I spent the last two weeks of 2021 on the west coast of Ireland-a winter landscape defined by constantly shifting plays of light and dark: wind, rain, ocean, cloud, mist. Short days spent beside warm fires and walking empty, wild beaches.
It’s easy to get lost in the wind and spray and cloud; difficult to determine through squinted eyes exactly where the sky ends and the sea begins; exactly where the sea ends and the beach begins. Where the landscape ends and experience begins. Edges of everything dissolving from salt-gritted blue, watery-cold grey, into blasted whale bone. A sip from a flask of searing black tea. The skin of experience dissolving the skin of my hands peeling from the oily black decay of seal carcass, blue light falling through raw, red fingers.
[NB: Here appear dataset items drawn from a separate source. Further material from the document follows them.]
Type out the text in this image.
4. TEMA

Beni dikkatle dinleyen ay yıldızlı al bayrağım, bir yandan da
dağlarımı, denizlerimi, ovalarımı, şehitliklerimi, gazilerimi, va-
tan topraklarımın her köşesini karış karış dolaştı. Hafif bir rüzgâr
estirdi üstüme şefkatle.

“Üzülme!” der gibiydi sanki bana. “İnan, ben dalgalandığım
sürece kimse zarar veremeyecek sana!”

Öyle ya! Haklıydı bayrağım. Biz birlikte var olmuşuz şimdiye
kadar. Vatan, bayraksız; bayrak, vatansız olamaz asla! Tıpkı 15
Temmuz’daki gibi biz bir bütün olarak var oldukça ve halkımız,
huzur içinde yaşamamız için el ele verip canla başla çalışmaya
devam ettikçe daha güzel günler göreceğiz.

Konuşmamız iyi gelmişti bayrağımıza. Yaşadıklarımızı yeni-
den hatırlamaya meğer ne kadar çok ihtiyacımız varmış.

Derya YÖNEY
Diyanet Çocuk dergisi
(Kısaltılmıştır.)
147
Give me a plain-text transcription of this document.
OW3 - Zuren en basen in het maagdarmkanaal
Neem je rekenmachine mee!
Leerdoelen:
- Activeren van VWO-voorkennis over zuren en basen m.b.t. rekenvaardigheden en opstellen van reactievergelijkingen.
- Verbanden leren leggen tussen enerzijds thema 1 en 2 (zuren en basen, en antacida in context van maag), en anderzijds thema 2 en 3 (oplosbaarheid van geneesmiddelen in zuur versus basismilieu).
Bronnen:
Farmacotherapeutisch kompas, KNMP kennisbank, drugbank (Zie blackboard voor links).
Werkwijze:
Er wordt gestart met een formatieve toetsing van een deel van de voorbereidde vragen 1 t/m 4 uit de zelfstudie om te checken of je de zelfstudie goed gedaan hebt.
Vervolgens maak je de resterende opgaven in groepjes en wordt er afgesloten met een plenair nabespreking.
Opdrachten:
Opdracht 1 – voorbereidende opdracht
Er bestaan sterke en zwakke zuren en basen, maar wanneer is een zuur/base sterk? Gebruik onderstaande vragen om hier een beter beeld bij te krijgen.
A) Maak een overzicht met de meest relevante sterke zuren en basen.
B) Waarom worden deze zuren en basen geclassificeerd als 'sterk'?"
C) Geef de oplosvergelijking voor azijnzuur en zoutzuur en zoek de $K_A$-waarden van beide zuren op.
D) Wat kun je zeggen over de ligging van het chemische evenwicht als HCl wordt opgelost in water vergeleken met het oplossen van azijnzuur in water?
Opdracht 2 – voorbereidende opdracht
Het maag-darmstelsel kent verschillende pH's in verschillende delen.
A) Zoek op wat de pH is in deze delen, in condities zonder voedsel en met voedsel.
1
Where do you locate yourself in that bare, extreme, landscape? In the extremity of poetic seeing-in the extremity of experience? Where do you find a distinct border between seeing and feeling; between you and the wind, the cloud, the decaying seal? Between this moment of seeing and this moment of writing, this moment of reading? This moment. Just. This. Moment.
That extreme Irish landscape impels inward and outward; that naked experience of wind and smell and touch and just thisblasting the worn skein of me all to hell. What’s left in that blasted space? Where are you in the immense silence of a howling wind?
Just breath. Bone. Flesh. Just wind. Just endless sky, vast ocean.